Individual submissions to the panel should include an extended abstract of  1000-1200 words (excluding reference list) for each of the constituent papers in the standard AoIR paper submission template. Please let us know if you are interested in participating. The abstracts are due on February 16th and can be sent to both n.b.stanusch at uva.nl<mailto:n.b.stanusch at uva.nl> and R.A.Rogers at uva.nl<mailto:R.A.Rogers at uva.nl>.

References
Bode, K. and Goodlad, L. M. E. (2023). “Data Worlds: An Introduction.” In Critical AI (2023) 1(1-2). 10.1215/2834703X-10734026.

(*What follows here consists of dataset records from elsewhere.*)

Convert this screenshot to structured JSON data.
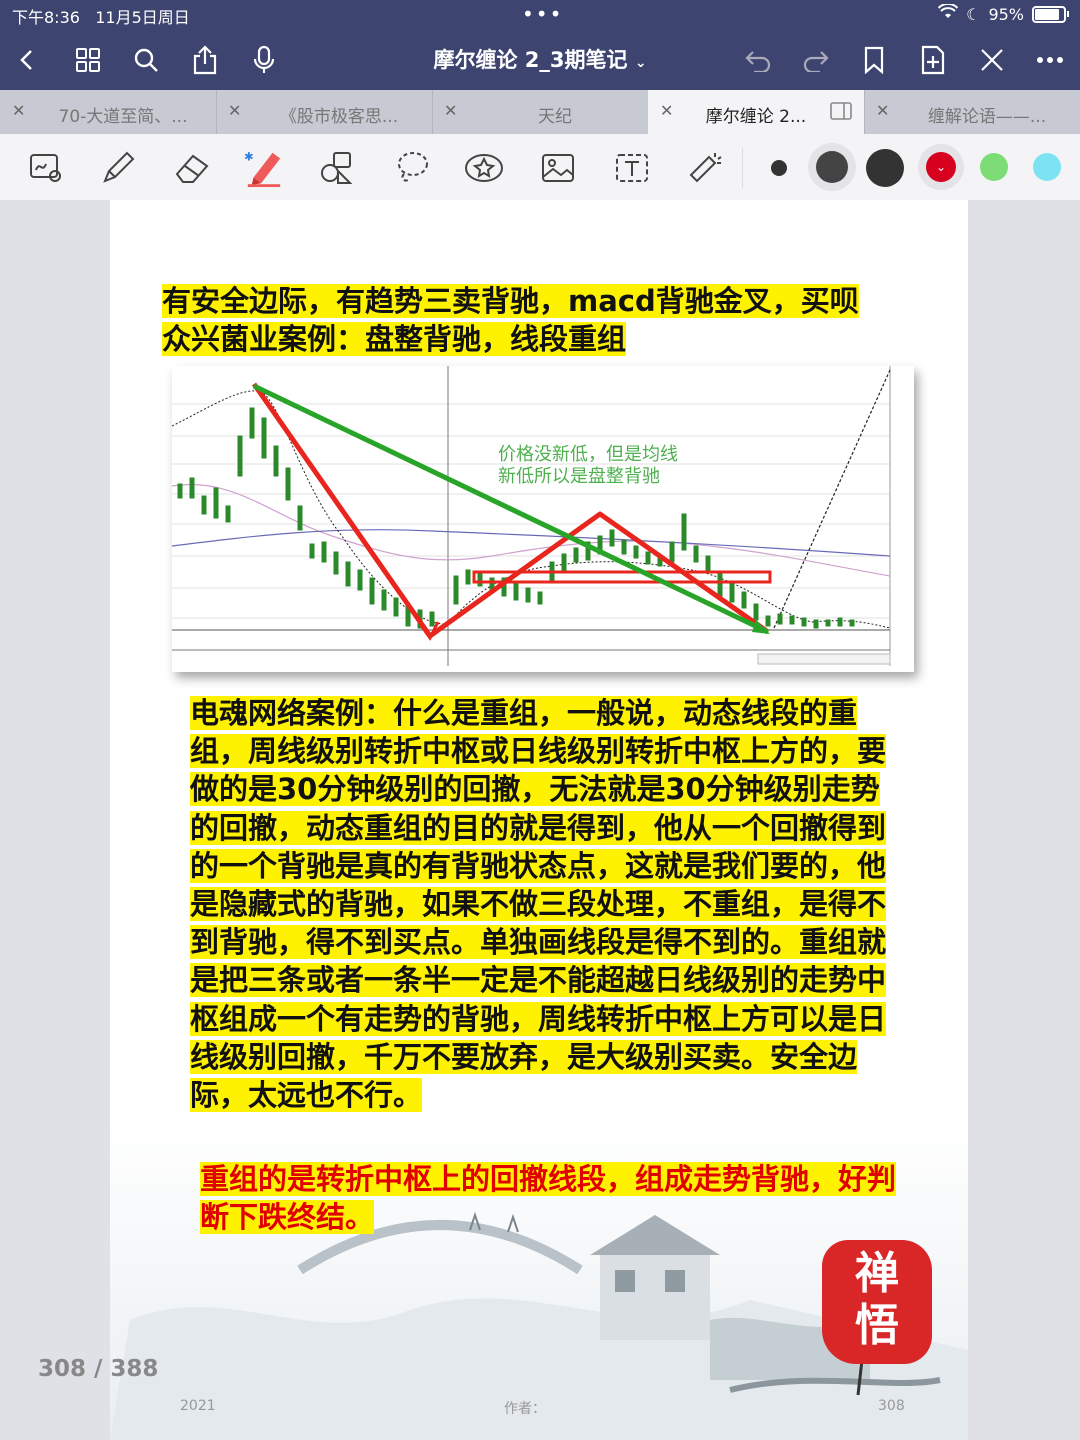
{
  "status": {
    "time": "下午8:36",
    "date": "11月5日周日",
    "battery": "95%",
    "battery_level": 0.95
  },
  "nav": {
    "title": "摩尔缠论 2_3期笔记"
  },
  "tabs": [
    {
      "label": "70-大道至简、..."
    },
    {
      "label": "《股市极客思..."
    },
    {
      "label": "天纪"
    },
    {
      "label": "摩尔缠论 2..."
    },
    {
      "label": "缠解论语——..."
    }
  ],
  "toolbar": {
    "colors": [
      "#333333",
      "#444444",
      "#333333",
      "#d8001f",
      "#7ddc75",
      "#7de3f3"
    ]
  },
  "page": {
    "heading_line1": "有安全边际，有趋势三卖背驰，macd背驰金叉，买呗",
    "heading_line2": "众兴菌业案例：盘整背驰，线段重组",
    "body": "电魂网络案例：什么是重组，一般说，动态线段的重组，周线级别转折中枢或日线级别转折中枢上方的，要做的是30分钟级别的回撤，无法就是30分钟级别走势的回撤，动态重组的目的就是得到，他从一个回撤得到的一个背驰是真的有背驰状态点，这就是我们要的，他是隐藏式的背驰，如果不做三段处理，不重组，是得不到背驰，得不到买点。单独画线段是得不到的。重组就是把三条或者一条半一定是不能超越日线级别的走势中枢组成一个有走势的背驰，周线转折中枢上方可以是日线级别回撤，千万不要放弃，是大级别买卖。安全边际，太远也不行。",
    "red_note": "重组的是转折中枢上的回撤线段，组成走势背驰，好判断下跌终结。",
    "seal": "禅悟",
    "footer_year": "2021",
    "footer_author": "作者：",
    "footer_page": "308"
  },
  "chart": {
    "annotation_line1": "价格没新低，但是均线",
    "annotation_line2": "新低所以是盘整背驰"
  },
  "page_indicator": "308 / 388"
}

Crawford, K. (2021. The Atlas of AI: Power, Politics, and the Planetary Costs of Artificial Intelligence. Yale University Press.

Gillespie, T. (2018). Custodians of the Internet: Platforms, Content Moderation, and the Hidden Decisions That Shape Social Media. Yale University Press

Jasanoff, S. (2015) “Future Imperfect: Science, Technology, and the Imaginations of Modernity.” In Jasanoff, S. and Kim,S.-H. (eds), Dreamscapes of Modernity: Sociotechnical Imaginaries and the Fabrication of Power, University of Chicago Press.

Jasanoff, S. and Kim, S. (2013). “Sociotechnical Imaginaries and National Energy Policies.” Science as Culture. 22, pp. 189-196. 10.1080/09505431.2013.786990.
Kak, A, West, S. M., and Whittaker, M. (December 5, 2023). “Make no mistake—AI is owned by Big Tech.” MIT Technology Review.
Kak, A. and West, S. M. (April 11, 2023). “AI Now 2023 Landscape: Confronting Tech Power”, AI Now Institute.

Latour, B. (2005). Reassembling the Social – An Introduction to Actor-Network-Theory. Oxford University Press.

Marres N. (2017). Digital Sociology: The Reinvention of Social Research. Polity Press.

Roberts, S. T. Behind the Screen: Content Moderation in the Shadows of Social Media. Yale University Press, 2019.

Rogers, R., Sánchez-Querubín, N., and Kil, A. (2015). Issue Mapping for an Ageing Europe. Amsterdam University Press.

Venturini, T. and Munk, A. K. (2022). Controversy Mapping: A Field Guide. Polity Press.